# Mobile Electronic Credit Card Capture



## pshawny (Feb 27, 2008)

I found out something cool today. The company that I use for manual credit card processing is now offering a mobile credit card capture device. https://epay.propay.com/SPC/

It looks pretty sweet & I'm sure it would come in handy. I just might have to get me one of those


----------



## dan-ann (Oct 25, 2007)

I have been using a similar device for 2 yrs now - called stow and go. I could not function without it. Only problem with theses are If there is a problem with the credit card you don't find out till later when you process your charges


----------



## tfalk (Apr 3, 2008)

dan-ann said:


> Only problem with theses are If there is a problem with the credit card you don't find out till later when you process your charges


And that's the major problem I have with these type of arrangements. By the time you find out you've been screwed, you've not only lost your money but you've lost your merchandise.

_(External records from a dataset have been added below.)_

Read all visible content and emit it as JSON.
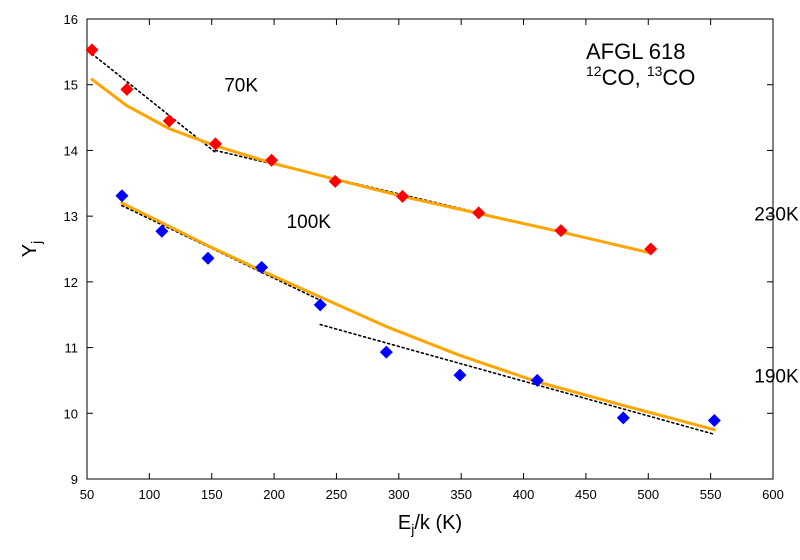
{
  "chart_data": {
    "type": "scatter",
    "title_lines": [
      {
        "parts": [
          {
            "text": "AFGL 618",
            "sup": false
          }
        ]
      },
      {
        "parts": [
          {
            "text": "12",
            "sup": true
          },
          {
            "text": "CO, ",
            "sup": false
          },
          {
            "text": "13",
            "sup": true
          },
          {
            "text": "CO",
            "sup": false
          }
        ]
      }
    ],
    "xlabel": {
      "main": "E",
      "sub": "j",
      "rest": "/k (K)"
    },
    "ylabel": {
      "main": "Y",
      "sub": "j"
    },
    "xlim": [
      50,
      600
    ],
    "ylim": [
      9,
      16
    ],
    "xticks": [
      50,
      100,
      150,
      200,
      250,
      300,
      350,
      400,
      450,
      500,
      550,
      600
    ],
    "yticks": [
      9,
      10,
      11,
      12,
      13,
      14,
      15,
      16
    ],
    "grid": false,
    "series": [
      {
        "kind": "points",
        "color": "#ff0000",
        "x": [
          54,
          82,
          116,
          153,
          198,
          249,
          303,
          364,
          430,
          502
        ],
        "y": [
          15.53,
          14.93,
          14.45,
          14.1,
          13.85,
          13.53,
          13.3,
          13.05,
          12.78,
          12.5
        ]
      },
      {
        "kind": "points",
        "color": "#0000ff",
        "x": [
          78,
          110,
          147,
          190,
          237,
          290,
          349,
          411,
          480,
          553
        ],
        "y": [
          13.31,
          12.77,
          12.36,
          12.22,
          11.65,
          10.93,
          10.58,
          10.5,
          9.93,
          9.89
        ]
      },
      {
        "kind": "curve",
        "color": "#ffa500",
        "x": [
          54,
          82,
          116,
          153,
          198,
          249,
          303,
          364,
          430,
          502
        ],
        "y": [
          15.08,
          14.68,
          14.33,
          14.07,
          13.81,
          13.56,
          13.3,
          13.04,
          12.76,
          12.44
        ]
      },
      {
        "kind": "curve",
        "color": "#ffa500",
        "x": [
          78,
          110,
          147,
          190,
          237,
          290,
          349,
          411,
          480,
          553
        ],
        "y": [
          13.2,
          12.9,
          12.55,
          12.17,
          11.77,
          11.32,
          10.88,
          10.48,
          10.12,
          9.75
        ]
      },
      {
        "kind": "fit",
        "color": "#000000",
        "x": [
          54,
          153
        ],
        "y": [
          15.47,
          13.97
        ]
      },
      {
        "kind": "fit",
        "color": "#000000",
        "x": [
          153,
          502
        ],
        "y": [
          14.0,
          12.43
        ]
      },
      {
        "kind": "fit",
        "color": "#000000",
        "x": [
          78,
          237
        ],
        "y": [
          13.16,
          11.72
        ]
      },
      {
        "kind": "fit",
        "color": "#000000",
        "x": [
          237,
          553
        ],
        "y": [
          11.35,
          9.68
        ]
      }
    ],
    "annotations": [
      {
        "text": "70K",
        "x": 160,
        "y": 14.9
      },
      {
        "text": "230K",
        "x": 585,
        "y": 12.93
      },
      {
        "text": "100K",
        "x": 210,
        "y": 12.82
      },
      {
        "text": "190K",
        "x": 585,
        "y": 10.47
      }
    ]
  }
}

I've been using a setup from Merchant Anywhere for about 2 years now that runs on a Palm Treo. It's not cheap but it works pretty much anywhere and I have an internet connection anywhere I need it. I also found a program that allows me to use the data connection in the Palm as an internet connection for my Laptop. Might be too expensive for some people but it works for us...


----------



## pshawny (Feb 27, 2008)

Yeah, that is true. There is no way of knowing until you go to process the card.

If you have internet access where you are at though, you can hook it up to your computer, swipe the card, & it authorizes right on the spot.


----------



## COEDS (Oct 4, 2006)

If you can't verify the card to make sure it's valid, I would not take the chance. I think the risk far out weighs the benefits. Good luck o findind a better solution. ... JB


----------